Sekolah ini berpengantar bahasa Belanda
dan ditempuh lima tahun. Bekas gedung HBS Surabaya kini adalah Kantor
Pos Besar Kebonrojo, sekitar 300 meter dari rumah Tjokroaminoto di
Peneleh. Arnold C. Brackman dalam Indonesian Communism terbitan 1963
mengatakan Musso bekerja sebagai kasir kantor pos Surabaya. Di sini,
Musso berhasil mengorganisasi buruh kantor pos. “Musso juga punya
reputasi sebagai jagoan jalanan Surabaya,” kata Brackman.
Buku H.O.S. Tjokroaminoto, Hidup dan
Perdjuangannja, terbitan Partai Sarekat Islam, yang dikutip McVey,
menyebutkan rumah Tjokroaminoto tempat penting bertemunya secara
pribadi pemimpin pergerakan. Asrama ini dikelola Suharsikin, istri
Tjokroaminoto, pada 1913-1921. Di sini, Musso, Alimin, dan Sukarno
berguru pada Tjokroaminoto. Ketika Tjokroaminoto mendirikan Sarekat
Islam pada 1912, Musso juga aktif di pergerakan itu.

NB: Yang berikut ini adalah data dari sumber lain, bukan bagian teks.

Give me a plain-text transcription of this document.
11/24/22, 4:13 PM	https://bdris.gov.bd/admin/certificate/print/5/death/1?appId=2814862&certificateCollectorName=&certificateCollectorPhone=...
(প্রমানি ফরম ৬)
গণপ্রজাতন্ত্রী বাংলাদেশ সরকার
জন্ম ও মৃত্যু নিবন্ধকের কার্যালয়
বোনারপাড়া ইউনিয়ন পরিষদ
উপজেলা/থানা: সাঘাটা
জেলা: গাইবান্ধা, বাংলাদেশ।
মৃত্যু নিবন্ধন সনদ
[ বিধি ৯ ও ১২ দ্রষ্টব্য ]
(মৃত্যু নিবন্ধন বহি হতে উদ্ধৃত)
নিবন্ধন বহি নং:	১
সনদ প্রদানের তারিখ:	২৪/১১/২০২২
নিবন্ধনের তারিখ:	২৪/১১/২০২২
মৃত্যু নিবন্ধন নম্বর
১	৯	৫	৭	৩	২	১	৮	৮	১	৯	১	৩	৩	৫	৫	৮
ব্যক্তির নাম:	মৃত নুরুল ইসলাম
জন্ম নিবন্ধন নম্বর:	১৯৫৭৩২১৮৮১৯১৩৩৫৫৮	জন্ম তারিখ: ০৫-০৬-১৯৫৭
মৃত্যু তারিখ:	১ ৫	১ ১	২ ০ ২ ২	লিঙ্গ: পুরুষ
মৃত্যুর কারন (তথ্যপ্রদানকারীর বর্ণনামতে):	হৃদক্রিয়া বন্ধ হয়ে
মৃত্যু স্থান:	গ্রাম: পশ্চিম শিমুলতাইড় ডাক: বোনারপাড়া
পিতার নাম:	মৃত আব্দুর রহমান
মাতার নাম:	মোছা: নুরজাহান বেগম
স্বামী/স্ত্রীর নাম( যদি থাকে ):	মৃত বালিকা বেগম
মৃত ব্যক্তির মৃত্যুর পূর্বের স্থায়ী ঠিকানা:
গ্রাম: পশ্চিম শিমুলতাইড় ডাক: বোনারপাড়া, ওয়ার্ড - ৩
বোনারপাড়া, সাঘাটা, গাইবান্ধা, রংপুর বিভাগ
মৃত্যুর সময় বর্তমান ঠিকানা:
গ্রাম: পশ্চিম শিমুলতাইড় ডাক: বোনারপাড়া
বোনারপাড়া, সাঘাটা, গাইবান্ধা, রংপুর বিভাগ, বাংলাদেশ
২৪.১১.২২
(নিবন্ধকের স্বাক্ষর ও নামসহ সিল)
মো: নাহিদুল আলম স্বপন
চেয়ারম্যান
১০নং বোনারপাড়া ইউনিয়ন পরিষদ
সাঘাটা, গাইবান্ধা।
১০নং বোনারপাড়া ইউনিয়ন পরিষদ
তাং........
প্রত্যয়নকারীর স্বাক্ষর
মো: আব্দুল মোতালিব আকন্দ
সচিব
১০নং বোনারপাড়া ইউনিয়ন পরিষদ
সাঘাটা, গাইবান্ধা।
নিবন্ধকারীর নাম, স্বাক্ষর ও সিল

Rumah
Tjokroaminoto menjadi pusat kegiatan Sarekat Islam.
Di rumah Tjokroaminoto ini, Musso
bertemu dengan Hendricus Josephus Fransiscus Marie Sneevliet, yang
suka pada ide-ide sosial demokrat revolusioner. Sneevliet datang ke
Hindia Belanda (Indonesia) pada 1913. Ia menetap di Surabaya selama
dua bulan dan menjadi Pemimpin Redaksi Handelsblad. Selama di
Surabaya, Sneevliet kerap berdiskusi dengan murid-murid Tjokroaminoto,
termasuk Musso. Musso bersama Alimin, Semaoen, Darsono, Mas Marco
Kartodikromo, dan Haji Misbach menjadi kader Sneevliet. Setahun
kemudian, Sneevliet mendirikan Indische Sociaal-Democratische
Vereeniging (ISDV), yang berhaluan Marxisme.

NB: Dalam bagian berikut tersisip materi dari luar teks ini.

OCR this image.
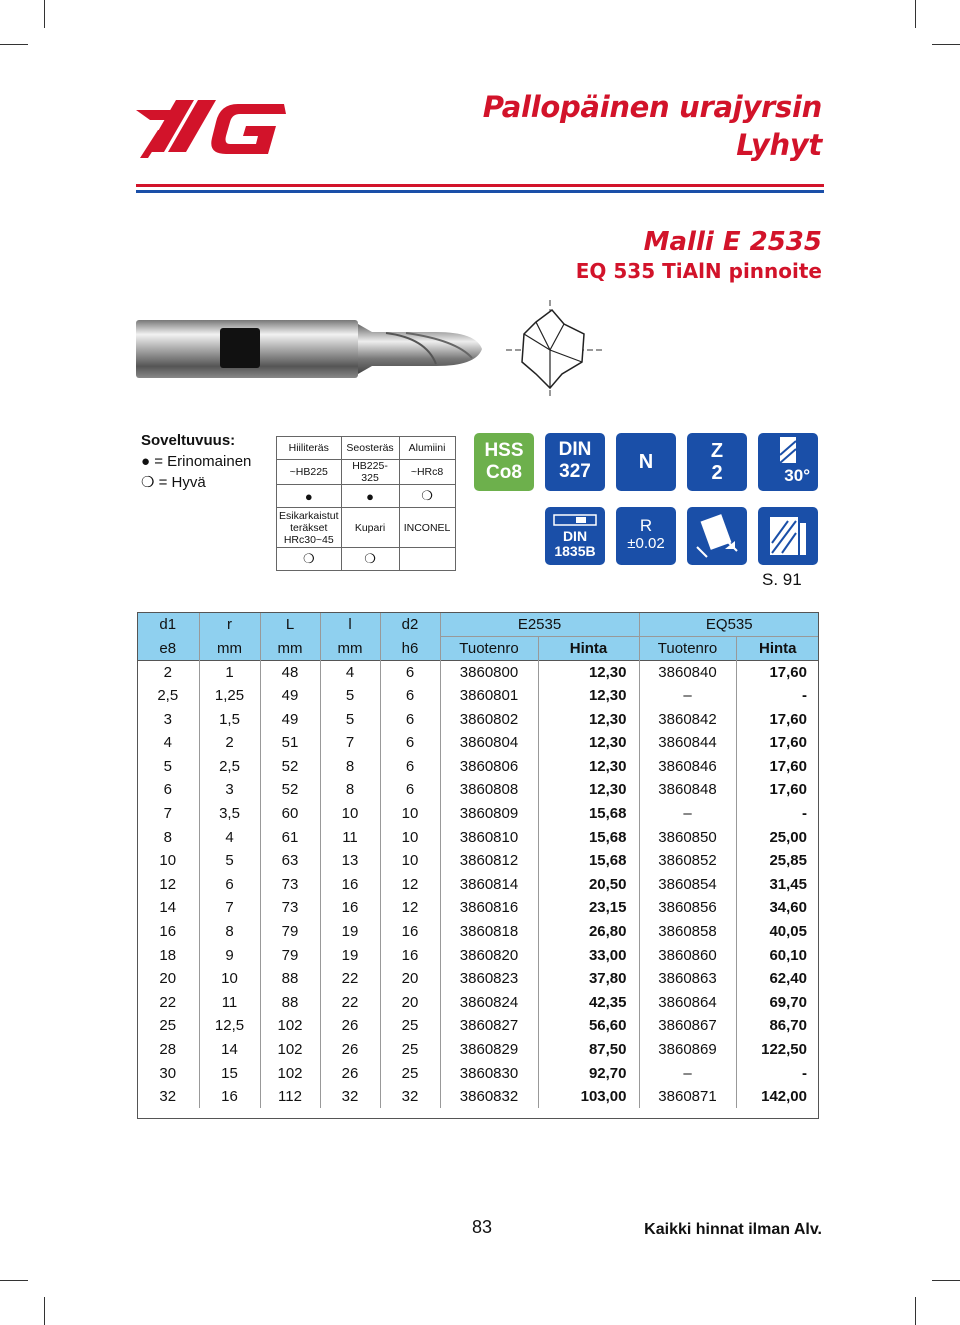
Pallopäinen urajyrsin
Lyhyt
Malli E 2535
EQ 535 TiAlN pinnoite
Soveltuvuus:
● = Erinomainen
❍ = Hyvä
Hiiliteräs	Seosteräs	Alumiini
~HB225	HB225-325	~HRc8
●	●	❍
Esikarkaistut teräkset HRc30~45	Kupari	INCONEL
❍	❍	
HSS
Co8
DIN
327	N	Z
2	30°
DIN
1835B
R
±0.02
S. 91
d1	r	L	l	d2	E2535		EQ535	
e8	mm	mm	mm	h6	Tuotenro	Hinta	Tuotenro	Hinta
2	1	48	4	6	3860800	12,30	3860840	17,60
2,5	1,25	49	5	6	3860801	12,30	–	-
3	1,5	49	5	6	3860802	12,30	3860842	17,60
4	2	51	7	6	3860804	12,30	3860844	17,60
5	2,5	52	8	6	3860806	12,30	3860846	17,60
6	3	52	8	6	3860808	12,30	3860848	17,60
7	3,5	60	10	10	3860809	15,68	–	-
8	4	61	11	10	3860810	15,68	3860850	25,00
10	5	63	13	10	3860812	15,68	3860852	25,85
12	6	73	16	12	3860814	20,50	3860854	31,45
14	7	73	16	12	3860816	23,15	3860856	34,60
16	8	79	19	16	3860818	26,80	3860858	40,05
18	9	79	19	16	3860820	33,00	3860860	60,10
20	10	88	22	20	3860823	37,80	3860863	62,40
22	11	88	22	20	3860824	42,35	3860864	69,70
25	12,5	102	26	25	3860827	56,60	3860867	86,70
28	14	102	26	25	3860829	87,50	3860869	122,50
30	15	102	26	25	3860830	92,70	–	-
32	16	112	32	32	3860832	103,00	3860871	142,00
83	Kaikki hinnat ilman Alv.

Sneevliet pula yang memasukkan gagasan
sosialis dalam tubuh Sarekat Islam melalui Musso-Alimin dan lainnya.
Sneevliet jeli melihat Sarekat Islam sebagai organisasi rakyat yang
memiliki basis massa besar. Itu sebabnya Sneevliet masuk dan
menanamkan pengaruhnya dengan membangun blok merah di Sarekat Islam.

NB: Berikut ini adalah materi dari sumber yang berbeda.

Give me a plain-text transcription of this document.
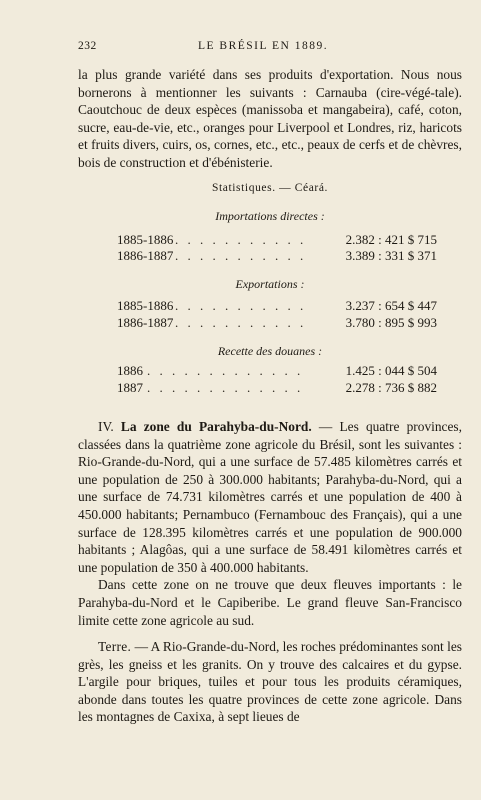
232	LE BRÉSIL EN 1889.

la plus grande variété dans ses produits d'exportation. Nous nous bornerons à mentionner les suivants : Carnauba (cire-végé-tale). Caoutchouc de deux espèces (manissoba et mangabeira), café, coton, sucre, eau-de-vie, etc., oranges pour Liverpool et Londres, riz, haricots et fruits divers, cuirs, os, cornes, etc., etc., peaux de cerfs et de chèvres, bois de construction et d'ébénisterie.

Statistiques. — Céará.
Importations directes :
1885-1886 . . . . . . . . . . .	2.382 : 421 $ 715
1886-1887 . . . . . . . . . . .	3.389 : 331 $ 371
Exportations :
1885-1886 . . . . . . . . . . .	3.237 : 654 $ 447
1886-1887 . . . . . . . . . . .	3.780 : 895 $ 993
Recette des douanes :
1886 . . . . . . . . . . . . .	1.425 : 044 $ 504
1887 . . . . . . . . . . . . .	2.278 : 736 $ 882

IV. La zone du Parahyba-du-Nord. — Les quatre provinces, classées dans la quatrième zone agricole du Brésil, sont les suivantes : Rio-Grande-du-Nord, qui a une surface de 57.485 kilomètres carrés et une population de 250 à 300.000 habitants; Parahyba-du-Nord, qui a une surface de 74.731 kilomètres carrés et une population de 400 à 450.000 habitants; Pernambuco (Fernambouc des Français), qui a une surface de 128.395 kilomètres carrés et une population de 900.000 habitants ; Alagôas, qui a une surface de 58.491 kilomètres carrés et une population de 350 à 400.000 habitants.

Dans cette zone on ne trouve que deux fleuves importants : le Parahyba-du-Nord et le Capiberibe. Le grand fleuve San-Francisco limite cette zone agricole au sud.

Terre. — A Rio-Grande-du-Nord, les roches prédominantes sont les grès, les gneiss et les granits. On y trouve des calcaires et du gypse. L'argile pour briques, tuiles et pour tous les produits céramiques, abonde dans toutes les quatre provinces de cette zone agricole. Dans les montagnes de Caxixa, à sept lieues de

Apalagi Sneevliet adalah orang yang berani menyuarakan gagasan “Hindia
Belanda Merdeka”-gagasan yang revolusioner untuk masa itu ketika
Belanda kuat menancapkan imperialisme.
Soe Hok Gie dalam Orang-orang di
Persimpangan Kiri Jalan mewawancarai Darsono, kawan pribadi Musso,
pada 1964. Menurut Darsono, Musso adalah orang yang senang amuk-amukan
karena ikut gerakan Sarekat Islam Afdeling-B. Sarekat Islam
Afdeling-B atau Seksi B atau Sarekat Islam B adalah suatu cabang
revolusioner. Gerakan ini didirikan oleh Sosrokardono pada 1917 di
Cimareme, Garut, Jawa Barat.
Menurut sejarawan Ricklefs, selain
menangkap Sosrokardono, Belanda menangkap Musso dan Alimin. Mereka
adalah orang ISDV yang disusupkan ke Sarekat Islam. Selama di penjara,
Musso mendapat perlakuan buruk. Meski begitu, sikap revolusioner dia
tak langsung tampak setelah bebas dari penjara. Menurut Soe Hok Gie,
perlakuan menyakitkan itulah yang membuat Musso makin benci kepada
Belanda. Di penjara ini pula Musso intens bertemu dengan kawan-kawan
komunis. “Di sana, Musso mendapat political lesson tentang komunisme
secara intensif,” kata Soe Hok Gie.
McVey menyatakan Van Hinloopen Labberton
berencana menjadikan Musso asisten mengajar di Jepang. Tapi
pemerintah Jepang menyatakan Musso tak memenuhi syarat. Ia dianggap
tak mampu mengajarkan bahasa Indonesia menggunakan pengantar bahasa
Inggris. Padahal Musso menguasai dua bahasa ini dengan baik. McVey
curiga itu lebih karena faktor Musso yang beraliran politik radikal.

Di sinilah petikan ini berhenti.